Grande concerto a Milano
La musica scura
Al Blue Note è tornata Joyce Moreno. La grande artista brasiliana ha riscaldato la nostalgia dei classici: e il pubblico - come sempre - è stato tutto per lei
Per l’appassionato di musica jazz di passaggio a Milano, una visita al Blue Note è d’obbligo. Una volta si andava al Capolinea; ci s’andava in tram con il 19, seguendo attraverso il finestrino lo scorrere del Naviglio. Il Blue Note si trova in via Borsieri, in quel quartiere chiamato Isola dove salgono alti dei nuovi grattacieli e dove il tram – in questo caso è il 33 – fa il suo giro intorno a piazza Lagosta per tornare indietro. È l’unico Blue Note in Italia e ha una programmazione continua, esclusa l’estate.
L’altra sera si esibiva l’artista brasiliana Joyce Moreno con la sua Band. In giro tra Europa e Giappone, la compositrice, cantante e chitarrista ha subito fatta sua l’atmosfera da club, con i tavoli messi in cerchio e il viavai dei camerieri lesti nel servire vini, carni e cocktail.

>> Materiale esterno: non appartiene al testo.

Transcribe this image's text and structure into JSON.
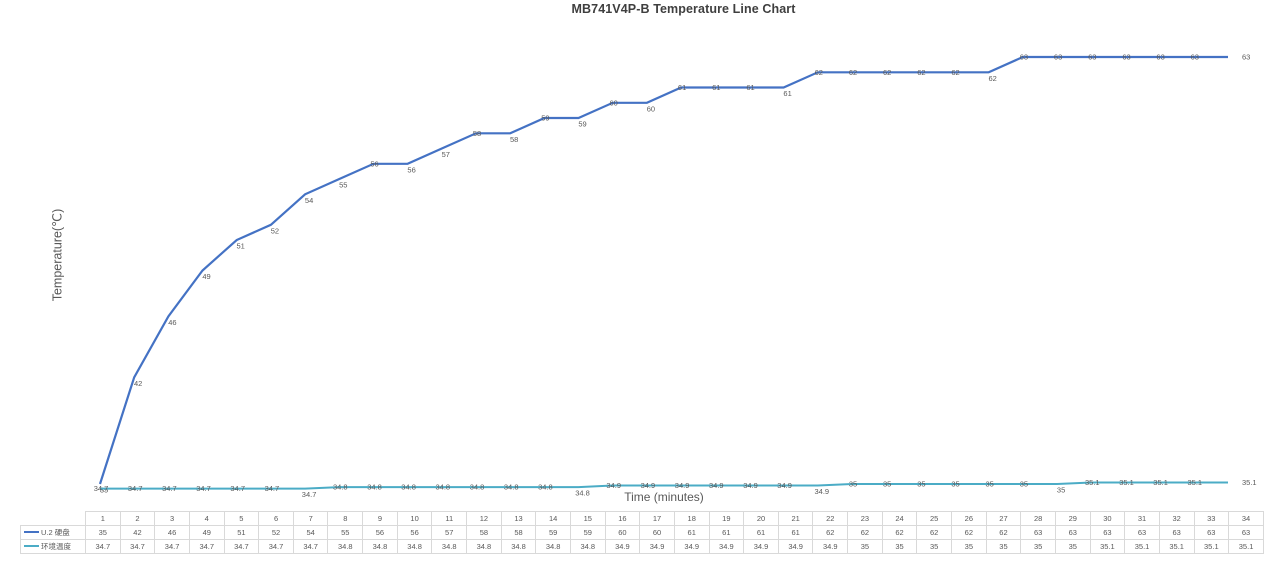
{
  "title": "MB741V4P-B Temperature Line Chart",
  "colors": {
    "series1": "#4472c4",
    "series2": "#4bacc6",
    "label_text": "#595959",
    "title_text": "#3f3f3f",
    "table_border": "#d9d9d9"
  },
  "chart_data": {
    "type": "line",
    "title": "MB741V4P-B Temperature Line Chart",
    "xlabel": "Time (minutes)",
    "ylabel": "Temperature(℃)",
    "x": [
      1,
      2,
      3,
      4,
      5,
      6,
      7,
      8,
      9,
      10,
      11,
      12,
      13,
      14,
      15,
      16,
      17,
      18,
      19,
      20,
      21,
      22,
      23,
      24,
      25,
      26,
      27,
      28,
      29,
      30,
      31,
      32,
      33,
      34
    ],
    "series": [
      {
        "name": "U.2 硬盘",
        "color": "#4472c4",
        "values": [
          35,
          42,
          46,
          49,
          51,
          52,
          54,
          55,
          56,
          56,
          57,
          58,
          58,
          59,
          59,
          60,
          60,
          61,
          61,
          61,
          61,
          62,
          62,
          62,
          62,
          62,
          62,
          63,
          63,
          63,
          63,
          63,
          63,
          63
        ]
      },
      {
        "name": "环境温度",
        "color": "#4bacc6",
        "values": [
          34.7,
          34.7,
          34.7,
          34.7,
          34.7,
          34.7,
          34.7,
          34.8,
          34.8,
          34.8,
          34.8,
          34.8,
          34.8,
          34.8,
          34.8,
          34.9,
          34.9,
          34.9,
          34.9,
          34.9,
          34.9,
          34.9,
          35,
          35,
          35,
          35,
          35,
          35,
          35,
          35.1,
          35.1,
          35.1,
          35.1,
          35.1
        ]
      }
    ],
    "data_labels": true,
    "grid": false,
    "legend_position": "table-left",
    "ylim": [
      34.5,
      64
    ]
  }
}
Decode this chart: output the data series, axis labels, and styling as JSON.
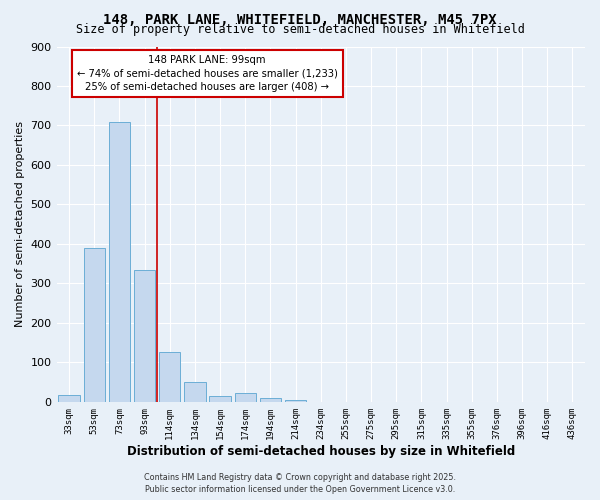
{
  "title1": "148, PARK LANE, WHITEFIELD, MANCHESTER, M45 7PX",
  "title2": "Size of property relative to semi-detached houses in Whitefield",
  "xlabel": "Distribution of semi-detached houses by size in Whitefield",
  "ylabel": "Number of semi-detached properties",
  "categories": [
    "33sqm",
    "53sqm",
    "73sqm",
    "93sqm",
    "114sqm",
    "134sqm",
    "154sqm",
    "174sqm",
    "194sqm",
    "214sqm",
    "234sqm",
    "255sqm",
    "275sqm",
    "295sqm",
    "315sqm",
    "335sqm",
    "355sqm",
    "376sqm",
    "396sqm",
    "416sqm",
    "436sqm"
  ],
  "values": [
    17,
    390,
    710,
    335,
    125,
    50,
    15,
    22,
    10,
    5,
    0,
    0,
    0,
    0,
    0,
    0,
    0,
    0,
    0,
    0,
    0
  ],
  "bar_color": "#c5d8ee",
  "bar_edge_color": "#6baed6",
  "vline_x": 3.5,
  "vline_color": "#cc0000",
  "annotation_title": "148 PARK LANE: 99sqm",
  "annotation_line1": "← 74% of semi-detached houses are smaller (1,233)",
  "annotation_line2": "25% of semi-detached houses are larger (408) →",
  "annotation_box_color": "#ffffff",
  "annotation_box_edge": "#cc0000",
  "ylim": [
    0,
    900
  ],
  "yticks": [
    0,
    100,
    200,
    300,
    400,
    500,
    600,
    700,
    800,
    900
  ],
  "footer1": "Contains HM Land Registry data © Crown copyright and database right 2025.",
  "footer2": "Public sector information licensed under the Open Government Licence v3.0.",
  "bg_color": "#e8f0f8",
  "grid_color": "#ffffff"
}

Parlando un po’ in italiano un po’ in portoghese ha dato al pubblico le coordinate generali del concerto, dicendo che avrebbe eseguito alcuni dei brani che ascoltava quando aveva quindici anni. Bossanova, soprattutto: quel misto di saudade, ritmo, jazz e sensualità vocale che stregò il mondo in quegli anni e che ebbe in Antonio Carlos Jobim il suo astro intramontabile.
Ed è proprio con Desafinado che Moreno ha aperto le danze, mettendo subito in rilievo la sua capacità di stare vicino alla canzone da noi conosciuta, ma anche allontanandosene facendola propria, spostando di quel tanto che basta gli accenti, frantumandola in stop e unisono improvvisi e ben dosati. D’altronde la versatilità del repertorio brasiliano è grande e può far pensare a quello che i jazzisti riescono a tirar fuori dalle canzoni napoletane.
Dietro la cantante-chitarrista erano schierati il pianoforte di Helio Alves, il basso di Rodolfo Stroeter e la batteria di Tutty Moreno; un trio classico, dunque, al quale si aggiungevano i sapienti e precisi accordi chitarristici della leader, i cui ricordi musicali accompagnavano il pubblico in un viaggio a tappe con le canzoni di Caetano Veloso e i ritmi afrosamba di Buden Powell, tutti inclusi in Raiz, il suo nuovo cd.
E dalle radici si è via via risaliti al tronco e alle fronde, lasciandosi andare a un set ipnotico e vibrante senza più soluzioni di continuità, punteggiato dagli assolo del pianoforte e dal battito dei piedi di ognuno di noi. L’atmosfera della sala si è andata riscaldandosi, ma senza mai arrivare all’incandescenza. La voce di Moreno ha tonalità scure, ma sembra che l’artista non voglia spingerla oltre certi confini ben precisi. E i suoi musicisti sono soprattutto bravi e professionali. Ma quel quid in più di sensualità che la bossanova chiama a sé lo si sfiora e lo si lascia forse per la prossima occasione.
Dunque c’è il tempo per un bis, ma non di più. E si è subito fuori nella notte milanese, con lo sferragliare dei tram che si allontanano e si avvicinano. E con il desiderio di un altro buon bicchiere di vino da far scendere nello stomaco prima di mettere la testa sul cuscino.